Énergie

Last updated on 27 septembre 2024

Danse sur l’hymne à Apollon de Pindare
(c) Compagnie Démodocos et Atelier Chœur et théâtre antiques de Sorbonne Université,
20 septembre 2024

Quand il est en bonne santé, un être humain peut développer, sur la durée d’une journée de travail, une puissance continue de 100 watts (Beaucoup plus pour les athlètes, mais sur une durée plus courte). En s’aidant de la force des animaux, du vent, des rivières et de la chaleur du soleil, il peut disposer d’une puissance de 500 watts, et c’est avec elle que, jusqu’à la révolution industrielle, il se débrouilla, qu’il bâtit les pyramides et le château de Versailles, que Shakespeare composa ses pièces et Pindare ses odes.

L’utilisation des énergies fossiles change les choses du tout au tout : avec elles,  la puissance disponible explose, ce qui permet de développer des usages extrêmement énergivores : un grille-pain consomme 1 500 watts, chaque voyageur de TGV une puissance de 12 000 watts, chaque passager d’un avion volant à 900 km/h une puissance de 300 000 watts (la force cumulée de 3 000 humains).

A Normale Sup, ce vendredi soir, on jouait et parlait énergie. Plein de manifestations dont je n’ai vu que deux : une ode de Pindare dansée et scandée, et Raphaël Ménard présentant l’histoire de l’énergie, les énergies légères et l’immense changement apporté par les énergies fossiles. La confrontation des deux prestations était saisissante : l’explosion de la puissance disponible à partir du XVIIIe siècle permet des réalisations qui, jusqu’alors, auraient paru impossibles. Mais elle n’est pas un préalable à la capacité créative de l’être humain, non plus d’ailleurs qu’à la force créatrice de la vie, toutes deux la précédant et la rendant possible. Pas besoin de pétrole, d’uranium ou d’éoliennes pour que naissent des baleines, croissent des séquoias et dansent des jeunes filles et des jeunes gens sur des strophes de Pindare.

Peut-être ce que j’écris ici est-il une évidence mais ce qui m’a frappé à la juxtaposition des deux événements, c’est qu’aussi gigantesques qu’aient été les progrès techniques permis par la croissance de la consommation énergétique, les fondamentaux, comme l’expansion des humains sur le globe ou leur  capacité à imaginer, à rêver, à créer des mythes et des œuvres, des danses et des odes, étaient là avant et ne dépendent pas de la consommation énergétique du système. Notre capacité à voguer vers les étoiles est liée à notre consommation énergétique, mais non notre capacité à l’imaginer, qui préexiste.

Il y a dans cette déconnexion quelque chose qui sans forcément violer les lois de la thermodynamique et de conservation de la matière, apporte du trouble : les êtres vivants sont ces créatures en qui s’opère la transmutation de la matière en énergie, de l’énergie en la matière, et de l’une et de l’autre en idées.

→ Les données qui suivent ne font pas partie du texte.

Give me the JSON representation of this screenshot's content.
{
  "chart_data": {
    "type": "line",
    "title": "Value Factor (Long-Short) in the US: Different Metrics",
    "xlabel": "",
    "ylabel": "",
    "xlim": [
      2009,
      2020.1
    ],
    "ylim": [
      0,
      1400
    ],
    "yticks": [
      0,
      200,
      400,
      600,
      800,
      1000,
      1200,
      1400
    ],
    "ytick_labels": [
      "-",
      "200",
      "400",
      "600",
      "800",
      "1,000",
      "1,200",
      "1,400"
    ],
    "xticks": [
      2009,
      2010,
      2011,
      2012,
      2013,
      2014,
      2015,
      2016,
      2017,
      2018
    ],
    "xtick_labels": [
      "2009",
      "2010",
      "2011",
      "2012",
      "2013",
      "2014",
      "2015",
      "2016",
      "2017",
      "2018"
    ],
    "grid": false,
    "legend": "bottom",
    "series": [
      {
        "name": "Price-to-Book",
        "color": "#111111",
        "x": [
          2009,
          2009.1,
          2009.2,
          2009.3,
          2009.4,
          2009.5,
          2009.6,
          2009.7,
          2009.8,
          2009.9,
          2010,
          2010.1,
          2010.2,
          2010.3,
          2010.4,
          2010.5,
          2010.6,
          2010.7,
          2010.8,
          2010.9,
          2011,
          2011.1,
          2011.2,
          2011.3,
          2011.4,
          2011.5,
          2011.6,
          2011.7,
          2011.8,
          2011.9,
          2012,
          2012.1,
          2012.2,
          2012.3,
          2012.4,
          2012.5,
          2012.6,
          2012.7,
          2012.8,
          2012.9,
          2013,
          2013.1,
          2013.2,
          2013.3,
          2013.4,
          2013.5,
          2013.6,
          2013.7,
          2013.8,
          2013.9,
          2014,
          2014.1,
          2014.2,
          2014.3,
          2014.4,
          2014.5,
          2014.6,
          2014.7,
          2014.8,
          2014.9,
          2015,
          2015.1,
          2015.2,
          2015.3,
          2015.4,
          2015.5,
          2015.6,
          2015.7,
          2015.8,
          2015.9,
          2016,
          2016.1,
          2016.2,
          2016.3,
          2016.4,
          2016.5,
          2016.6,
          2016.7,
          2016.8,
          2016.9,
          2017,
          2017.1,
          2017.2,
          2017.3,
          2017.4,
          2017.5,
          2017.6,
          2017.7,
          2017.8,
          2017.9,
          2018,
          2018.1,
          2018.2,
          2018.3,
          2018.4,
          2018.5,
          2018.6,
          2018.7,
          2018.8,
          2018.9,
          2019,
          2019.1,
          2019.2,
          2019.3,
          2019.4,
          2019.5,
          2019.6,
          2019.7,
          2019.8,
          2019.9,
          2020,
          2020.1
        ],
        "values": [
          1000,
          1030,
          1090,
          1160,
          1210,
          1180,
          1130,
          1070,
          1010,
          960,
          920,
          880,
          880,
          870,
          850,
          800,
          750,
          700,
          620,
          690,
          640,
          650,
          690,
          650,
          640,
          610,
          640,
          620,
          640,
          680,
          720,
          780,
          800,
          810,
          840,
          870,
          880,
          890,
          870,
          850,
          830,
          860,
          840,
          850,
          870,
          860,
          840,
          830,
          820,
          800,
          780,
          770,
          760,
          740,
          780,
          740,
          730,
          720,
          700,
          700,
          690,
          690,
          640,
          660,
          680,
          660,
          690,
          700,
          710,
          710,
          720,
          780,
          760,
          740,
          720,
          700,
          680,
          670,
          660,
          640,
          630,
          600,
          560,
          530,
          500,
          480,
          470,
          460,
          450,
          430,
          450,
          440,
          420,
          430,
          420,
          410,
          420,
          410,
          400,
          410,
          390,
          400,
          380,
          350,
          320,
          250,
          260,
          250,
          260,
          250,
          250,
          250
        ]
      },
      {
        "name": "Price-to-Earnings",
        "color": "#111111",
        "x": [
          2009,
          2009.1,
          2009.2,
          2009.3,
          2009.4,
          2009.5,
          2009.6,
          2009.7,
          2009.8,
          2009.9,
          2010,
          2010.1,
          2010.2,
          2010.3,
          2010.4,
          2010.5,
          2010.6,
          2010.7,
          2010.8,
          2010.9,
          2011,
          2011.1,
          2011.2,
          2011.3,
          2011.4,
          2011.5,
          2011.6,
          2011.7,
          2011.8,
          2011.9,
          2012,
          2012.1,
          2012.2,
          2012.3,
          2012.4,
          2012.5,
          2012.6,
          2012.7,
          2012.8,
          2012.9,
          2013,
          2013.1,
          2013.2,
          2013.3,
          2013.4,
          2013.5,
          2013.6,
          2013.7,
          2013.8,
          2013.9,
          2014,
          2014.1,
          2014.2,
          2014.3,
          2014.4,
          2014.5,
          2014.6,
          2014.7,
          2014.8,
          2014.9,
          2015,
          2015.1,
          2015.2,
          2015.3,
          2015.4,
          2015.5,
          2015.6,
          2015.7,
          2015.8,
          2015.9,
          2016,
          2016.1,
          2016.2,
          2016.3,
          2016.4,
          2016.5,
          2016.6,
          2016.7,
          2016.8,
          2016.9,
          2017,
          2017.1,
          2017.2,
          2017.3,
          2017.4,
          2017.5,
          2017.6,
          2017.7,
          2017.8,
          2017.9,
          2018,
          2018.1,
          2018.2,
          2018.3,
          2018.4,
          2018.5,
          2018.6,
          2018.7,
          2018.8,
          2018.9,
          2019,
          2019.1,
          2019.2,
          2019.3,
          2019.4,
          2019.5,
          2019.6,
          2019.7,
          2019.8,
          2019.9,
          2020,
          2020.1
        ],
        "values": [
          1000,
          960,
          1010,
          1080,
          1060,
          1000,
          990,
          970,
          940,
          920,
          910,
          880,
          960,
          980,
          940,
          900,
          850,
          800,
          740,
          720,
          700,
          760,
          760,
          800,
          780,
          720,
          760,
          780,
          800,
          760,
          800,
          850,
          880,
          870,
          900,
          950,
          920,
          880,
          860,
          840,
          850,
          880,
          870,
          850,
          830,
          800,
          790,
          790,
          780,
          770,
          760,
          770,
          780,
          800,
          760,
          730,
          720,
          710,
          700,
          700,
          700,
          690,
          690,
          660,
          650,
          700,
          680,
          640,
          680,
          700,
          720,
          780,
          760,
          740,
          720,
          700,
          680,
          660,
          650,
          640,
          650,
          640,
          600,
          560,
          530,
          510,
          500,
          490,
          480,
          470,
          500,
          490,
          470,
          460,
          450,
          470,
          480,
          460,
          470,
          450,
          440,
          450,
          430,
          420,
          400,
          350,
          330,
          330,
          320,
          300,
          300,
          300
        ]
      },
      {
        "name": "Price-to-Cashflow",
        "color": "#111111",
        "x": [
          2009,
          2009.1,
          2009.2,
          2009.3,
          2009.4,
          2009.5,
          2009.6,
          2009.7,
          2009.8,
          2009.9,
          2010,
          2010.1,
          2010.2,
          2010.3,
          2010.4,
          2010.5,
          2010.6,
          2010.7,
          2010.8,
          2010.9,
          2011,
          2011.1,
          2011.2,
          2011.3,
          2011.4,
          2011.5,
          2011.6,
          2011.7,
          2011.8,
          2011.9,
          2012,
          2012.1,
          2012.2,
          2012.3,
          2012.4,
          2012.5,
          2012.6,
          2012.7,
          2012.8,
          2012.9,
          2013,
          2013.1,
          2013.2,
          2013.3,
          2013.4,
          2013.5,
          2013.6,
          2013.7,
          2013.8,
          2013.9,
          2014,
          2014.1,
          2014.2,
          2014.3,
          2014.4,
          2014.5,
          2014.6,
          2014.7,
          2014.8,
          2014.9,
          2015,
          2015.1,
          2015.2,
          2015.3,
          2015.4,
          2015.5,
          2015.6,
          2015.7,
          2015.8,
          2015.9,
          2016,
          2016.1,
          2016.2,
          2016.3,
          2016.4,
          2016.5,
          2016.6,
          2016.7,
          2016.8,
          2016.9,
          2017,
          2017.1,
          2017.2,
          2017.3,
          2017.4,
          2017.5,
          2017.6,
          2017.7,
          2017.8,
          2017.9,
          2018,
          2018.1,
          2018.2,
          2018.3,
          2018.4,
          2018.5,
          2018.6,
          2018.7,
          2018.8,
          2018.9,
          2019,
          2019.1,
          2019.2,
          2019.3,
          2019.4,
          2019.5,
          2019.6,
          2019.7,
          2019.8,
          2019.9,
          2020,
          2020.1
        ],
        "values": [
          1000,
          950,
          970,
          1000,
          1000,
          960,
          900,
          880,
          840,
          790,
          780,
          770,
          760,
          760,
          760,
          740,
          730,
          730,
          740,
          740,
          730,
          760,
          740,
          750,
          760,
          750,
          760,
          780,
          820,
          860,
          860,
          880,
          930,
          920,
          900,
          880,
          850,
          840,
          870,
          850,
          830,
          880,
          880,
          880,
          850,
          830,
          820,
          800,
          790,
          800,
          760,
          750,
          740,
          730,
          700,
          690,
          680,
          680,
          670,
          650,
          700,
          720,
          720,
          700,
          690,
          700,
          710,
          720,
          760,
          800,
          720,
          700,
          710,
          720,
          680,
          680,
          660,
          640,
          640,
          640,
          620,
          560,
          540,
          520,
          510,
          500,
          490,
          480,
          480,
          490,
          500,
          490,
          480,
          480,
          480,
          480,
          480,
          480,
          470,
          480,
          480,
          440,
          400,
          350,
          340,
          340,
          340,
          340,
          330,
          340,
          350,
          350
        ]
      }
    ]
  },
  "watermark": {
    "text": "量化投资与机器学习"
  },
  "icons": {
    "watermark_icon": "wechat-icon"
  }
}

Et cette capacité créatrice est illimitée, indépendante des ressources effectivement disponibles.

Cette immensité de l’imaginaire nous voile les limites écologiques de notre monde.


Du côté des puissances produites, un moteur de voiture thermique, c’est aux alentours de 100 000 watts, une grande éolienne marine, c’est 15 000 000 watts, un réacteur EPR, c’est 1 600 000 000 watts (la force cumulée de 16 millions d’êtres humains).

La véritable limite n’est pas le caractère limité des ressources ; ce sont les dégâts environnementaux irrémédiables et gigantesques que l’exploitation de ces ressources naturelles provoque.

Retour à la consommation : à la pointe hivernale (la soirée de l’hiver où la consommation est la plus élevée parce que les usines tournent, les bureaux sont occupés, les lumières sont allumées et le chauffage est activé), la puissance électrique (seulement électrique) appelée en France a atteint, au début des années 2010 (depuis elle a un peu baissé, du fait des efforts de sobriété et surtout de la désindustrialisation), a atteint et même dépassé 100 GW, soit 100 000 000 000 watts, c’est-à-dire l’équivalent de la force d’un milliard de personnes.